Translation:My grandfather likes listening to Italian music.
Normally that is the case, especially with backward verbs like gustar where música italiana appears to be the subject.
However, upon closer inspection, the subject is technically escuchar música italiana---and música is the object of a preposition (an implied one, listening to), where the rule regarding definite articles for generalities is actually the opposite.
This is almost identical to the one just before where it marked my answer wrong because I did not put the 'la' before 'musica', then I had a info page come up to tell me why 'la' was required. Next one it is not required. There must be a rule that I am missing, your explanation above would seem to fit both.
There are regional differences with verb jugar. In some Spanish dialects jugar takes almost always 'al' or 'a la' when referring to practising sports. In some dialects they are left out like "jugar fútbol". Duolingo seems to prefer "jugar + a + definite article" so I would say in this particular case the jugar verb is special.
In this case, the 'le' means to him. the literal translation of gustar is "to be pleasing". By putting le in there, we make it "is pleasing to him", but in English, we equate it to "to like". Without the le, the sentence would translate to "My grandfather is pleasing to listen to Italian music." This gets extremely awkward when the sentence is "My grandfather likes kids." and it is translated wrong. "A mi abuelo gusta los niños" translates to (roughly) "My grandfather is pleasing the kids." (The silly examples are what helped me to remember this stuff even years later.) I hope this helps!
A few other verbs that require the (me, te, le, nos, les) are: faltar, encantar, importar, hacer falta, parecer, picar.
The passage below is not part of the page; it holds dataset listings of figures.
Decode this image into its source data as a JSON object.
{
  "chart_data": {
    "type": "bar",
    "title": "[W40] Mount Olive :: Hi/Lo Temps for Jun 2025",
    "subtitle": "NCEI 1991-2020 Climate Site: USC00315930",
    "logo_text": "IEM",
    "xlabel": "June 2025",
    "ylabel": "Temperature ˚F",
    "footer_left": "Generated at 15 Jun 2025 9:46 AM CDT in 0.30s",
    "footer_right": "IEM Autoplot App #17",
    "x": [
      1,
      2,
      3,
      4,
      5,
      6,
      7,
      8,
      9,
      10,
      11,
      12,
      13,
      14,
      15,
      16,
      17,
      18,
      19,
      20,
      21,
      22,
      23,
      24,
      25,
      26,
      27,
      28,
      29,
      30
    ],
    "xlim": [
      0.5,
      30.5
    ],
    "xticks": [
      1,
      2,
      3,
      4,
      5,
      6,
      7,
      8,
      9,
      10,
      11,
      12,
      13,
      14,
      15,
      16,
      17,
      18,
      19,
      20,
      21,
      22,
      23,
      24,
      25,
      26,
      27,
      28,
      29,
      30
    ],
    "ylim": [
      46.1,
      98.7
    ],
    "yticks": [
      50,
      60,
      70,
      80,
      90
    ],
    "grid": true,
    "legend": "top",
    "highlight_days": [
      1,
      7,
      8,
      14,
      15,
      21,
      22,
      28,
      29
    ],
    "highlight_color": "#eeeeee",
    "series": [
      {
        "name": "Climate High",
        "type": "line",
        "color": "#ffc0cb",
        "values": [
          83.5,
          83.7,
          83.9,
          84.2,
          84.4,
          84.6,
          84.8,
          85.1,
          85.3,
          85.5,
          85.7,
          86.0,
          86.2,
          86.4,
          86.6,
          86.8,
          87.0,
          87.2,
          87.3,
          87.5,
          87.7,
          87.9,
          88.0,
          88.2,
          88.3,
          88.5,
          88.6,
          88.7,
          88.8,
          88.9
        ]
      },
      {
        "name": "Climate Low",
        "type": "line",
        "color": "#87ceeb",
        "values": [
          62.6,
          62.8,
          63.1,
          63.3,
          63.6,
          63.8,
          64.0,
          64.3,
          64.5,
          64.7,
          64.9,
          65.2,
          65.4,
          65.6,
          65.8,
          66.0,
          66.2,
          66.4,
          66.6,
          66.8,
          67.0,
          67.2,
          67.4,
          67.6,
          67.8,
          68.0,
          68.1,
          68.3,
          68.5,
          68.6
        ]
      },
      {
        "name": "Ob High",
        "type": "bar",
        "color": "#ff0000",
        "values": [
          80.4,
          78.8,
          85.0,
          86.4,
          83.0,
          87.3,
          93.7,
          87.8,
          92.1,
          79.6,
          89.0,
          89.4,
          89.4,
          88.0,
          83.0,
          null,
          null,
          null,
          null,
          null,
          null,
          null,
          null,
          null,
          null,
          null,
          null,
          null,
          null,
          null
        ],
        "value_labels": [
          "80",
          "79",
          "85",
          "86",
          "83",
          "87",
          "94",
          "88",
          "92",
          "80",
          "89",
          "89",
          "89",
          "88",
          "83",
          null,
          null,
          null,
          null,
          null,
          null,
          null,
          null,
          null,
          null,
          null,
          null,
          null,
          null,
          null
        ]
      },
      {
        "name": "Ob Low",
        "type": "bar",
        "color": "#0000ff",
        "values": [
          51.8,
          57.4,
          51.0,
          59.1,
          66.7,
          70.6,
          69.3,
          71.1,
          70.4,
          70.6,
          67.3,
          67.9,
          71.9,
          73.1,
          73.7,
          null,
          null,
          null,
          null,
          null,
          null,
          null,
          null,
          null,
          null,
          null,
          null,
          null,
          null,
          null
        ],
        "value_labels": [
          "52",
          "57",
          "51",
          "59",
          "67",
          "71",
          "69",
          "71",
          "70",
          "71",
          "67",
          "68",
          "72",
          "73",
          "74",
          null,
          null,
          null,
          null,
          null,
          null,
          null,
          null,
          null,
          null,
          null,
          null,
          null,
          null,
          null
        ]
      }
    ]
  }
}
You can look up the definitions of any of the words you do not know.
Source: I studied Spanish in school for ~10 years.
Fantastic explanation, I think I will be able to memorize it from now on. Btw, could you also tell why we put 'A' at the beginning? I was going through the directory when suddenly an A is given at the beginning of such sentences and I fail to grasp the concept when it is needed and when the subject of the sentence can go without an 'A' at the beginning.
The a at the beginning clarifies who likes it. It's used mostly with le (and les) because le just by itself could mean he/she/it or even you as in usted. For example, a él le gusta means "he likes it."
It also appears redundantly with me/te/nos as a mí /ti/nosotros for emphasis, usually in response to a question.
hope it helps https://studyspanish.com/grammar/lessons/gustar short: ''Le gusta la silla. It is impossible to tell whether this means: He likes the chair. She likes the chair. You (usted) like the chair. For purposes of clarification, the sentence will often begin with a prepositional phrase that clarifies just who the IO pronoun refers to. A él le gusta la silla. He likes the chair. A Juan le gusta la silla. John likes the chair. As you can see, by adding a prepositional phrase, we remove the ambiguity of the “le” form. You can also use a prepositional phrase to add emphasis, even if there is no ambiguity. A Juan le gusta el café. John likes coffee. A mí me gusta el té. I like tea. In the first example, “a Juan” clarifies the ambiguous pronoun “le.” In the second example, there is no ambiguity. “Me gusta el té” can only mean “I like tea.” In this case, “a mí” adds emphasis, drawing attention to the fact that tea is what I like (as contrasted with what Juan likes).'' quote
No, 'a' has no effect on the meaning. It's required because you're actually saying 'To my grandfather listening to music is pleasing', so you need to include 'a' as the translation of 'to'. The verb similar to 'gustar' which is usually translated 'to love' is 'encantar'.